6 Present — Report results

6. Report + playbook update + summary

drive playbook user

Proposes playbook updates if new patterns discovered. Generates HTML eval report. Updates CHANGELOG.md, STATUS.md. Presents recommendation.

→ Writes: eval-report.html, CHANGELOG.md, STATUS.md

7 Hand Off — Promote or rollback

7a. Promote to baseline (if deploying to prod)

drive adlc-test user

The winning attempt becomes the new baseline. Only way baselines are created.

1. Confirm with user: "Attempt NN passed. Promote to baseline v[N+1]?"
2. If QA-level eval (8x runs) doesn't exist yet, run one before promoting
3. Copy winning attempt artifacts to baseline:

→ adlc/{agent}/baselines/v{N+1}/ instruction-{topic}.txt ← from attempts/NN/ raw-outputs.csv ← QA 8x run (NOT dev 4x) metadata.json ← version, date, ticket, scoring version eval-report.html
Mini iterations (attempts/) stay in the ticket as audit trail. Only the winner promotes.

7b. Rollback (if not deploying yet)

adlc-optimize — restore baseline instruction to org

Roll back org to previous baseline instruction.
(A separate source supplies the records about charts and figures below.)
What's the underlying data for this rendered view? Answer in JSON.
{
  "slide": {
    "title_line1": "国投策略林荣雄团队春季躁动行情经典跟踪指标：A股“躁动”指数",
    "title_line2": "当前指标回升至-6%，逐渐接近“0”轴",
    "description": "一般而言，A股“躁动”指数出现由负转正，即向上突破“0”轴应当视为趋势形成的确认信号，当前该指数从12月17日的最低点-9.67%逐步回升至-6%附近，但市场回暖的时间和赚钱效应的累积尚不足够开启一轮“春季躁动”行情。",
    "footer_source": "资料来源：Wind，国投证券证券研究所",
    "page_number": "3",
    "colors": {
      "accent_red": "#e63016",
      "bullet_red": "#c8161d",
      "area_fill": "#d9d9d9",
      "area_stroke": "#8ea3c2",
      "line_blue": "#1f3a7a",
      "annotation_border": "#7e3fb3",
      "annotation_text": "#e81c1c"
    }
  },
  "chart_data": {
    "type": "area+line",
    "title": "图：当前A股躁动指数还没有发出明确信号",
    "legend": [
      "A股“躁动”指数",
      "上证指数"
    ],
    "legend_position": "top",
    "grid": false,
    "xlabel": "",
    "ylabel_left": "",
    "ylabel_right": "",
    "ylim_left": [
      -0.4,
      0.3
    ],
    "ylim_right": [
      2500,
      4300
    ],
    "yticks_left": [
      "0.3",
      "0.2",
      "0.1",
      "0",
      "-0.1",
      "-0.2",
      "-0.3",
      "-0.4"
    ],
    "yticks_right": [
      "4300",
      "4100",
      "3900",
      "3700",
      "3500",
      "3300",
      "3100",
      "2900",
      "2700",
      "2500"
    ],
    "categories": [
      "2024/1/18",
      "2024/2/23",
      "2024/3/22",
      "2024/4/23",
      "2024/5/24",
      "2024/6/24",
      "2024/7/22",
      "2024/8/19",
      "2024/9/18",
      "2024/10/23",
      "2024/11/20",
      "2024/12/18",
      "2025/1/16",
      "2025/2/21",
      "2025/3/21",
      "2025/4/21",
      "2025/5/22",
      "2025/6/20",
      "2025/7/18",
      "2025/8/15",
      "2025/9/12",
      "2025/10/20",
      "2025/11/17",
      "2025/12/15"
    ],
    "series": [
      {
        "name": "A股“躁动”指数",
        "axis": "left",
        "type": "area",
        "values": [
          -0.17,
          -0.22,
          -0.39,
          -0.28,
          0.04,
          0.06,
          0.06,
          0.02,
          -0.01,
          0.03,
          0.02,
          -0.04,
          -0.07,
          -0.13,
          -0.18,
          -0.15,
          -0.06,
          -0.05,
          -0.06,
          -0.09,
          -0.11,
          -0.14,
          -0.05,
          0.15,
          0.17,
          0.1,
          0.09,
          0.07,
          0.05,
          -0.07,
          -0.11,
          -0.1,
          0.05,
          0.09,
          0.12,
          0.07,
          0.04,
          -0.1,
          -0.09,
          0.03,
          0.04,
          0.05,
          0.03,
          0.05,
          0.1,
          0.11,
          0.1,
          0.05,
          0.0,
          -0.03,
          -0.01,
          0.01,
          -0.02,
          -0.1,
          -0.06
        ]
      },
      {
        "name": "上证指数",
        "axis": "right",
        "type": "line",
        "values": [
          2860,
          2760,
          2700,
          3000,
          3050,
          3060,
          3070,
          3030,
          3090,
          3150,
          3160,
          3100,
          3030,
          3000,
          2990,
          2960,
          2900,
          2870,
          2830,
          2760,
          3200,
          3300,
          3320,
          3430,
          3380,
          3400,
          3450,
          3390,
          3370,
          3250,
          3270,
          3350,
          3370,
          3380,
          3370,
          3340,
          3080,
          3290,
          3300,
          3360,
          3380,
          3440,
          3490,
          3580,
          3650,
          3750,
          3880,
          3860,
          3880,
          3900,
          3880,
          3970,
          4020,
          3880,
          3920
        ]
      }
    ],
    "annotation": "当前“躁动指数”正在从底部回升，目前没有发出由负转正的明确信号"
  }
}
Leave winning attempt in ticket folder — ready for promotion later. Update STATUS.md with candidate attempt number.

7c. Clean exit

drive — remind deploy, note proctor/design review

Remind user to invoke adlc-deploy separately. Note proctor flag strategy if recommended. Note design review items if tagged. Clean up state file.